Convalidato il fermo per reati di associazione con finalità di terrorismo, istigazione e apologia del terrorismo. Secondo gli inquirenti era in contatto con una cellula operativa del Daesh in Somalia. In un'intercettazione dice: "Mettiamo bombe nelle chiese italiane"
Il 20enne somalo arrestato a Bari lo scorso 13 dicembre per terrorismo internazionale è ritenuto dalle agenzie per la sicurezza Aisi e Aise come affiliato all’Isis in Somalia e in contatto con una sua cellula operativa dello stesso Daesh. È quanto emerge dalle indagini della Digos della Questura di Bari, coordinate dalla Dda sotto il coordinamento a livello centrale del Servizio per il Contrasto al Terrorismo Esterno della Dcpp/Ucigos con il supporto dell'Aisi e dell’Fbi. Tra le intenzioni del giovane, a cui è stato convalidato il fermo, c'era quella di attaccare la Basilica di San Pietro nel giorno di Natale. Intanto dalla riunione del Comitato nazionale per l'ordine e la sicurezza pubblica emerge che l’attenzione degli apparati di sicurezza italiani "rimane alta dopo i fatti di Strasburgo": è previsto un incremento dei servizi di vigilanza nelle stazioni ferroviarie e negli aeroporti e il monitoraggio di altri luoghi sensibili come monumenti ed edifici di culto.

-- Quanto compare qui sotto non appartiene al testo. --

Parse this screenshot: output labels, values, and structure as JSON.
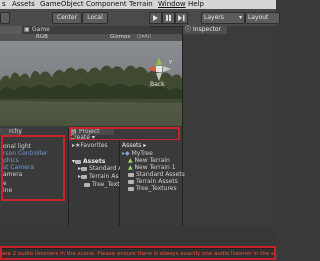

"Esaltazione al martirio sui social"
I dati in possesso degli inquirenti hanno consentito di documentare la "totale adesione dello straniero all'ideologia del cosiddetto Stato islamico - spiegano gli inquirenti - e la sua organicità alla componente armata somalo-keniota di Daesh". Sui social, in particolare Facebook, il giovane avrebbe diffuso foto e post di "esaltazione al martirio" e sono stati raccolti elementi relativi all'attività di "intenso indottrinamento su un altro straniero in corso di identificazione, al quale - dicono gli investigatori - impartiva vere e proprie istruzioni teorico-operative sul concetto di jihad armato".
"Mettiamo bombe a tutte le chiese d'Italia"
Tra le prove fornite dagli inquirenti contro il giovane somalo, anche alcune conversazioni in cui il ragazzo progettava atti terroristici:"Mettiamo bombe a tutte le chiese d'Italia. La Chiesa più grande dove sta? Sta a Roma?". È una delle frasi intercettate dalla Dda di Bari. "L'urgenza di eseguire il provvedimento restrittivo - spiegano gli investigatori - è stata dettata dai riferimenti all'elaborazione di possibili progettualità ostili in relazione alle imminenti festività natalizie e alle chiese, in quando luoghi frequentati solo da cristiani". Stando alle intercettazioni giunte agli investigatori, il ragazzo avrebbe detto che: "Il 25 dicembre adesso è ravvicinato. Il 25 è Natale...dei cristiani...le chiese sono piene". Secondo gli inquirenti, "l'intenzione di recarsi a Roma in concomitanza del Natale" si evince dal dialogo captato tra il primo e il 9 dicembre: "Mamma mia...ecco la Chiesa", dice il cittadino somalo aprendo "con ogni probabilità sul display del proprio smartphone la foto di San Pietro". "Però non è facile - gli risponde il suo interlocutore - sai com'è là il 24 e il 25 a Natale, che sta Papa, e tanta gente, è pieno pieno pieno". "È buono - dice il 20enne somalo - persone...pericolose, è buonissimo".
"Se Dio vuole, bisogna farlo"
"Se Dio vuole, se serve alla causa, bisogna farlo". Ha risposto così alle domande degli inquirenti, durante l'udienza di convalida del fermo che si è svolta oggi, 17 dicembre. Il ragazzo era stato bloccato e condotto in carcere a Bari lo scorso 13 dicembre per i reati di associazione con finalità di terrorismo, istigazione e apologia del terrorismo, aggravate dall'utilizzo del mezzo informatico e telematico. Con riferimento alle conversazioni in cui diceva di "uccidere e ammazzare i cristiani", l'indagato ha detto che "se serve alla causa bisogna farlo". Non si definisce un terrorista, probabilmente un soldato anche se non ha usato questa parola - ha riferito il procuratore aggiunto di Bari - ma spetta a noi il compito di interpretare e giudicare".
Procuratore: "Il ragazzo non ha negato nulla"
Lo stesso procuratore ha sottolineato che il presunto terrorista "non ha negato nulla delle circostanze di fatto che sono state accertate: chat, conversazioni, cose dette e scritte, ma ne ha dato una lettura diversa". "Negli ultimi anni - ha aggiunto il magistrato - i legislatori di tutto il mondo hanno compreso che non si può aspettare l'atto terroristico". Il fermo d'urgenza si era reso necessario, all'indomani dell'attentato di Strasburgo, per alcune fotografie relative al Vaticano che il 20enne aveva scaricato da Internet. Sabato mattina, assistito da un difensore di fiducia e da un interprete, l'indagato ha reso interrogatorio in carcere nel l'udienza di convalida dinanzi al gip. Ha risposto per circa due ore alle domande del giudice e del pm della Dda di Bari che coordina le indagini, Giuseppe Maralfa, contestando le accuse di terrorismo.